Throughout the last six weeks, I learned un montón— Ecuadorian slang for a ton, about the culture, barriers, and needs of the women and people of El Placer. I was amazed by the changing culture towards conservation and ecotourism if provided an alternative to agriculture. It did not surprise me that the women face greater challenges to leadership opportunities and investing in their own organization than their male counterparts. These facts may likely be translated on a national or continental scale when considering sustainable development. With all I’ve collected from this experience, I am applying for a Fulbright Open Research Grant to return to Ecuador and continue this critical work with El Placer after I finish my graduate degree next year.

The Quinde Warmis and me with some of their children and a beautiful plaque they made me commemorating my project

Additionally, I want to express tremendous gratitude to the community of El Placer, the women of Quinde Warmi, and all the others who have supported me during this journey. It is always a pleasure indulging in your unique culture, receiving your unprecedented kindness, and sharing your beautiful home. You all are the reason I persist with this challenging work and continue to return.
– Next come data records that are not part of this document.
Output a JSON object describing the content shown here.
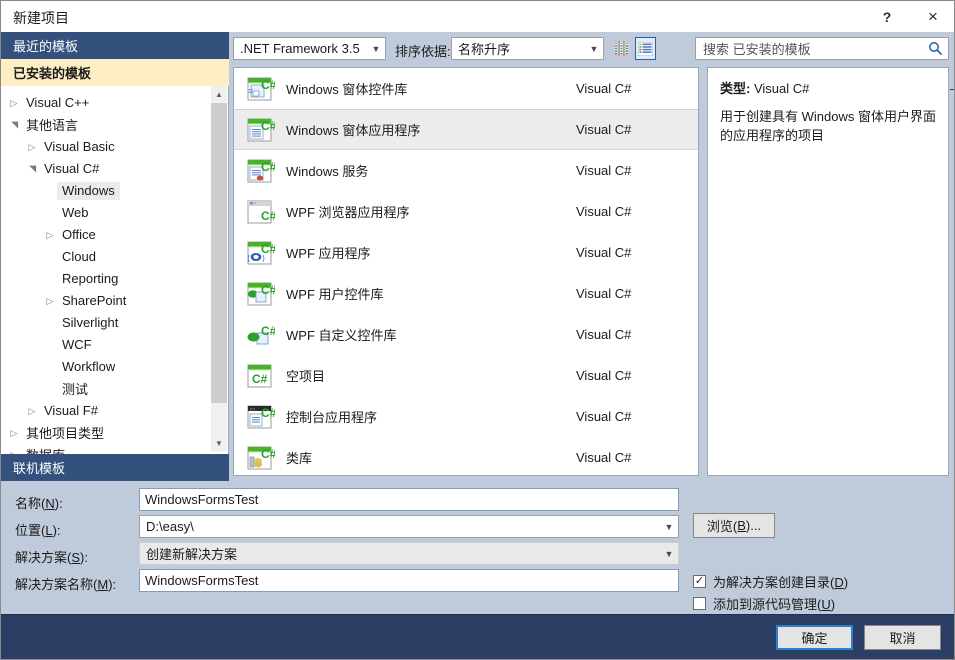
{
  "titlebar": {
    "title": "新建项目",
    "help_icon": "?",
    "close_icon": "×"
  },
  "sidebar": {
    "band_recent": "最近的模板",
    "band_installed": "已安装的模板",
    "band_online": "联机模板",
    "tree": [
      {
        "label": "Visual C++",
        "level": 0,
        "twisty": "collapsed",
        "selected": false
      },
      {
        "label": "其他语言",
        "level": 0,
        "twisty": "expanded",
        "selected": false
      },
      {
        "label": "Visual Basic",
        "level": 1,
        "twisty": "collapsed",
        "selected": false
      },
      {
        "label": "Visual C#",
        "level": 1,
        "twisty": "expanded",
        "selected": false
      },
      {
        "label": "Windows",
        "level": 2,
        "twisty": "none",
        "selected": true
      },
      {
        "label": "Web",
        "level": 2,
        "twisty": "none",
        "selected": false
      },
      {
        "label": "Office",
        "level": 2,
        "twisty": "collapsed",
        "selected": false
      },
      {
        "label": "Cloud",
        "level": 2,
        "twisty": "none",
        "selected": false
      },
      {
        "label": "Reporting",
        "level": 2,
        "twisty": "none",
        "selected": false
      },
      {
        "label": "SharePoint",
        "level": 2,
        "twisty": "collapsed",
        "selected": false
      },
      {
        "label": "Silverlight",
        "level": 2,
        "twisty": "none",
        "selected": false
      },
      {
        "label": "WCF",
        "level": 2,
        "twisty": "none",
        "selected": false
      },
      {
        "label": "Workflow",
        "level": 2,
        "twisty": "none",
        "selected": false
      },
      {
        "label": "测试",
        "level": 2,
        "twisty": "none",
        "selected": false
      },
      {
        "label": "Visual F#",
        "level": 1,
        "twisty": "collapsed",
        "selected": false
      },
      {
        "label": "其他项目类型",
        "level": 0,
        "twisty": "collapsed",
        "selected": false
      },
      {
        "label": "数据库",
        "level": 0,
        "twisty": "collapsed",
        "selected": false
      }
    ]
  },
  "toolbar": {
    "framework": ".NET Framework 3.5",
    "sort_label": "排序依据:",
    "sort_value": "名称升序",
    "view_medium_icon": "medium-icons-view-icon",
    "view_list_icon": "list-view-icon",
    "view_selected": "list"
  },
  "search": {
    "placeholder": "搜索 已安装的模板",
    "icon": "search-icon"
  },
  "templates": [
    {
      "name": "Windows 窗体控件库",
      "lang": "Visual C#",
      "icon": "winforms-control-library-icon",
      "selected": false
    },
    {
      "name": "Windows 窗体应用程序",
      "lang": "Visual C#",
      "icon": "winforms-app-icon",
      "selected": true
    },
    {
      "name": "Windows 服务",
      "lang": "Visual C#",
      "icon": "windows-service-icon",
      "selected": false
    },
    {
      "name": "WPF 浏览器应用程序",
      "lang": "Visual C#",
      "icon": "wpf-browser-app-icon",
      "selected": false
    },
    {
      "name": "WPF 应用程序",
      "lang": "Visual C#",
      "icon": "wpf-app-icon",
      "selected": false
    },
    {
      "name": "WPF 用户控件库",
      "lang": "Visual C#",
      "icon": "wpf-user-control-icon",
      "selected": false
    },
    {
      "name": "WPF 自定义控件库",
      "lang": "Visual C#",
      "icon": "wpf-custom-control-icon",
      "selected": false
    },
    {
      "name": "空项目",
      "lang": "Visual C#",
      "icon": "empty-project-icon",
      "selected": false
    },
    {
      "name": "控制台应用程序",
      "lang": "Visual C#",
      "icon": "console-app-icon",
      "selected": false
    },
    {
      "name": "类库",
      "lang": "Visual C#",
      "icon": "class-library-icon",
      "selected": false
    }
  ],
  "description": {
    "type_label": "类型:",
    "type_value": "Visual C#",
    "text": "用于创建具有 Windows 窗体用户界面的应用程序的项目",
    "edge_link": "（"
  },
  "form": {
    "name_label_pre": "名称(",
    "name_label_key": "N",
    "name_label_post": "):",
    "name_value": "WindowsFormsTest",
    "location_label_pre": "位置(",
    "location_label_key": "L",
    "location_label_post": "):",
    "location_value": "D:\\easy\\",
    "solution_label_pre": "解决方案(",
    "solution_label_key": "S",
    "solution_label_post": "):",
    "solution_value": "创建新解决方案",
    "solution_name_label_pre": "解决方案名称(",
    "solution_name_label_key": "M",
    "solution_name_label_post": "):",
    "solution_name_value": "WindowsFormsTest",
    "browse_pre": "浏览(",
    "browse_key": "B",
    "browse_post": ")...",
    "chk_dir_pre": "为解决方案创建目录(",
    "chk_dir_key": "D",
    "chk_dir_post": ")",
    "chk_dir_checked": true,
    "chk_scc_pre": "添加到源代码管理(",
    "chk_scc_key": "U",
    "chk_scc_post": ")",
    "chk_scc_checked": false,
    "check_glyph": "✓"
  },
  "footer": {
    "ok": "确定",
    "cancel": "取消"
  },
  "colors": {
    "band_navy": "#33517c",
    "band_cream": "#fdeec6",
    "dialog_bg": "#bfcadb",
    "footer_navy": "#2a3f63",
    "focus_blue": "#2f7fd0"
  }
}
As those of us in the Western US watch as our mountains burn and those of us in the East watch as our cities flood, we realize our innate connection to one another through our environment. It does not matter if we greet our families in Spanish or English when returning home or if it’s desert or cloud forest breathing outside our windows. Together we make up Pachamama—Quechua for Mother Earth and we take care of each other when we take care of her.